# Anybody know what's up with the optional 18" wheels?



## ftlfirefighter (Jun 6, 2005)

I wanted the optional 18x8 inch wheels but was informed by the dealer that they weren't available as of yet, even the brochure states that they "are not available at the start of production". I ended up purchasing aftermarket 19's from Chip Foose at a LOT more than the $495 the 18's cost.


----------



## GMDPGGTO (Jun 2, 2005)

They are availible in AZ as of about the end of April. I've seen two Red M6's with them. They look good, but I wanted polished or chrome wheels for my Black Goat, so I went aftermarket. Trouble is, I don't think you can order a '05 anymore.


----------



## GTODEALER (Jan 7, 2005)

I found a pn on them (92162270), they are not cheap!!! I can sell you a set for around 1200.00 + shipping! That's a lot of money for wheels, but IMO they look a lot better than the stock 17's. :cheers


----------



## ftlfirefighter (Jun 6, 2005)

$300 a wheel isn't bad considering what youc an spend. I debated over the HRE or the Foose wheels, either or were round $1200 a piece. Have you had any luck acquiring any of the Holden HSV parts? Their 6.0 GTO comes with 19x8's in a graphite color, http://www.hsv.com.au/cars/vz/main.asp?link=main/gto.html Their car also has a few things I wish were on our GTO, like the dual zone climate control, gauge pod, and NAV system. I did have a sun roof company intstall the Webasto roof in the car last week, same unit the factory uses.


----------



## JMVorbeck (Jun 1, 2005)

ftlfirefighter said:


> $300 a wheel isn't bad considering what youc an spend. I debated over the HRE or the Foose wheels, either or were round $1200 a piece. Have you had any luck acquiring any of the Holden HSV parts? Their 6.0 GTO comes with 19x8's in a graphite color, http://www.hsv.com.au/cars/vz/main.asp?link=main/gto.html Their car also has a few things I wish were on our GTO, like the dual zone climate control, gauge pod, and NAV system. I did have a sun roof company intstall the Webasto roof in the car last week, same unit the factory uses.

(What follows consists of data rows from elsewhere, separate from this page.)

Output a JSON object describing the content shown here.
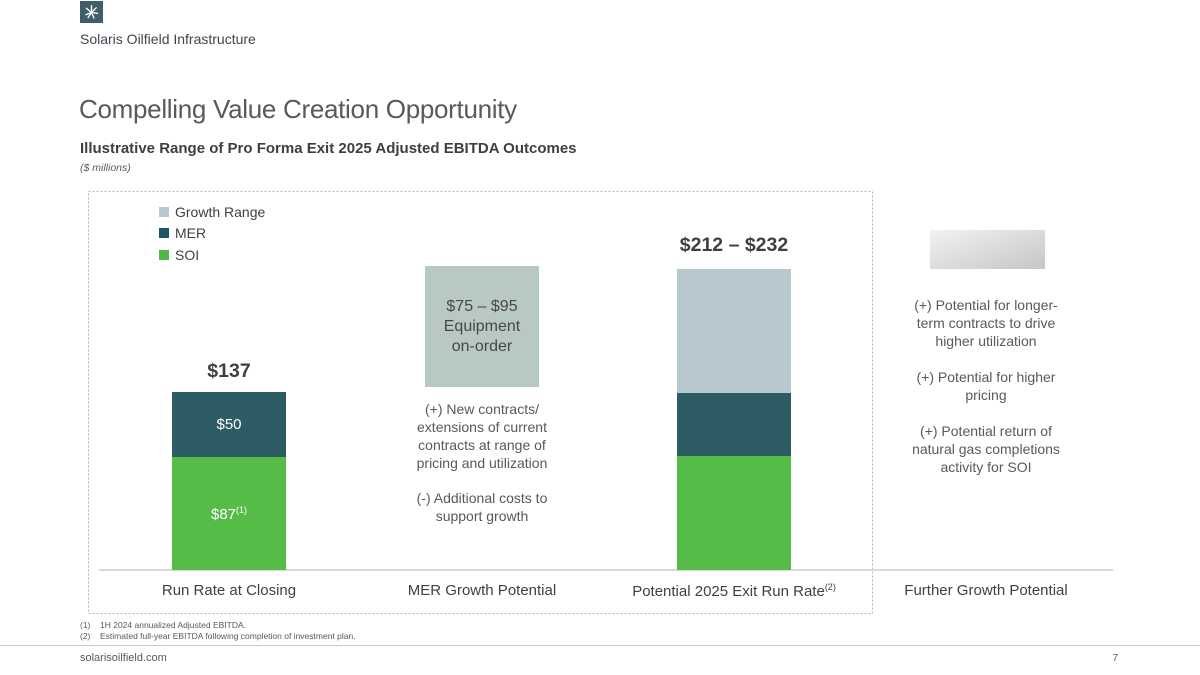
{
  "brand": {
    "company": "Solaris Oilfield Infrastructure"
  },
  "slide": {
    "title": "Compelling Value Creation Opportunity",
    "subtitle": "Illustrative Range of Pro Forma Exit 2025 Adjusted EBITDA Outcomes",
    "units": "($ millions)"
  },
  "colors": {
    "soi_green": "#55bd47",
    "mer_teal": "#2d5c64",
    "growth_gray": "#b7c9ce",
    "legend_mer": "#1f5663",
    "legend_soi": "#4cba43",
    "equipment_box": "#b8c8c5"
  },
  "legend": [
    {
      "label": "Growth Range",
      "color": "#b7c9ce"
    },
    {
      "label": "MER",
      "color": "#1f5663"
    },
    {
      "label": "SOI",
      "color": "#4cba43"
    }
  ],
  "chart_data": {
    "type": "bar",
    "stacked": true,
    "title": "Illustrative Range of Pro Forma Exit 2025 Adjusted EBITDA Outcomes",
    "ylabel": "($ millions)",
    "categories": [
      "Run Rate at Closing",
      "MER Growth Potential",
      "Potential 2025 Exit Run Rate",
      "Further Growth Potential"
    ],
    "series": [
      {
        "name": "SOI",
        "values": [
          87,
          null,
          87,
          null
        ]
      },
      {
        "name": "MER",
        "values": [
          50,
          null,
          50,
          null
        ]
      },
      {
        "name": "Growth Range",
        "values": [
          null,
          null,
          [
            75,
            95
          ],
          null
        ]
      }
    ],
    "totals": [
      "$137",
      null,
      "$212 – $232",
      null
    ],
    "annotations": [
      "",
      "$75 – $95 Equipment on-order",
      "",
      ""
    ]
  },
  "columns": {
    "run_rate": {
      "total_label": "$137",
      "mer_label": "$50",
      "soi_label": "$87",
      "soi_sup": "(1)",
      "category": "Run Rate at Closing"
    },
    "mer_growth": {
      "box_lines": [
        "$75 – $95",
        "Equipment",
        "on-order"
      ],
      "note1": [
        "(+) New contracts/",
        "extensions of current",
        "contracts at range of",
        "pricing and utilization"
      ],
      "note2": [
        "(-) Additional costs to",
        "support growth"
      ],
      "category": "MER Growth Potential"
    },
    "exit_run_rate": {
      "range_label": "$212 – $232",
      "category": "Potential 2025 Exit Run Rate",
      "category_sup": "(2)"
    },
    "further_growth": {
      "note1": [
        "(+) Potential for longer-",
        "term contracts to drive",
        "higher utilization"
      ],
      "note2": [
        "(+) Potential for higher",
        "pricing"
      ],
      "note3": [
        "(+) Potential return of",
        "natural gas completions",
        "activity for SOI"
      ],
      "category": "Further Growth Potential"
    }
  },
  "footnotes": [
    {
      "num": "(1)",
      "text": "1H 2024 annualized Adjusted EBITDA."
    },
    {
      "num": "(2)",
      "text": "Estimated full-year EBITDA following completion of investment plan."
    }
  ],
  "footer": {
    "website": "solarisoilfield.com",
    "page": "7"
  }
}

Can you take some interior and exterior pics of your sunroof and post them here please? I would love to have one, but I would like to see what yours looks like.


----------



## b_a_betterperson (Feb 16, 2005)

Both the 17" and 18" factory wheels have zero depth to them. You're far better going aftermarket.


----------



## ftlfirefighter (Jun 6, 2005)

Sure bro, I'm plannin to take the car down to the beach and get a bunch of pics on the sand. Here's Webasto's .pfd brochure for the 04 Goat: http://www.webastoshowroom.com/images/New2004GTO.pdf


----------



## Tiger (Sep 26, 2004)

Wow, thats a nice looking unit. When i was looking at GTOs one dealer had a red one with a cheesy aftermarket moonroof. It had some weather stripping on the roof that looked like it was pulled right off the Home Depot floor, and worse yet, it slid on top of the roof....yuck.


----------



## ftlfirefighter (Jun 6, 2005)

It's the same unit that Holden installs down under. Mine was done in a day and cost $1100 installed. Unit works great and will even close itself when it starts to rain. It puzzles me why Pontiac chose to leave so many options off the GTO that are part of the Monaro CV8 and HSVZ GTO!! Cheap Buggers!


----------



## JMVorbeck (Jun 1, 2005)

ftlfirefighter said:


> Sure bro, I'm plannin to take the car down to the beach and get a bunch of pics on the sand. Here's Webasto's .pfd brochure for the 04 Goat: http://www.webastoshowroom.com/images/New2004GTO.pdf


Oh my! I have to reshuffle my priorities! That is beautiful, I have to have that before any performance mods.


----------



## ftlfirefighter (Jun 6, 2005)

It really is Sweet!! I wassn't sure at first but a friend of mine has an 03 CTS with the same roof installed by the same place and they did an oustanding job on both. It's a 5 hr trek from Tampa to Fort Laud but I can totally recommend them. 24 hr turn around. Let me know if you want a contact name and #. Will


----------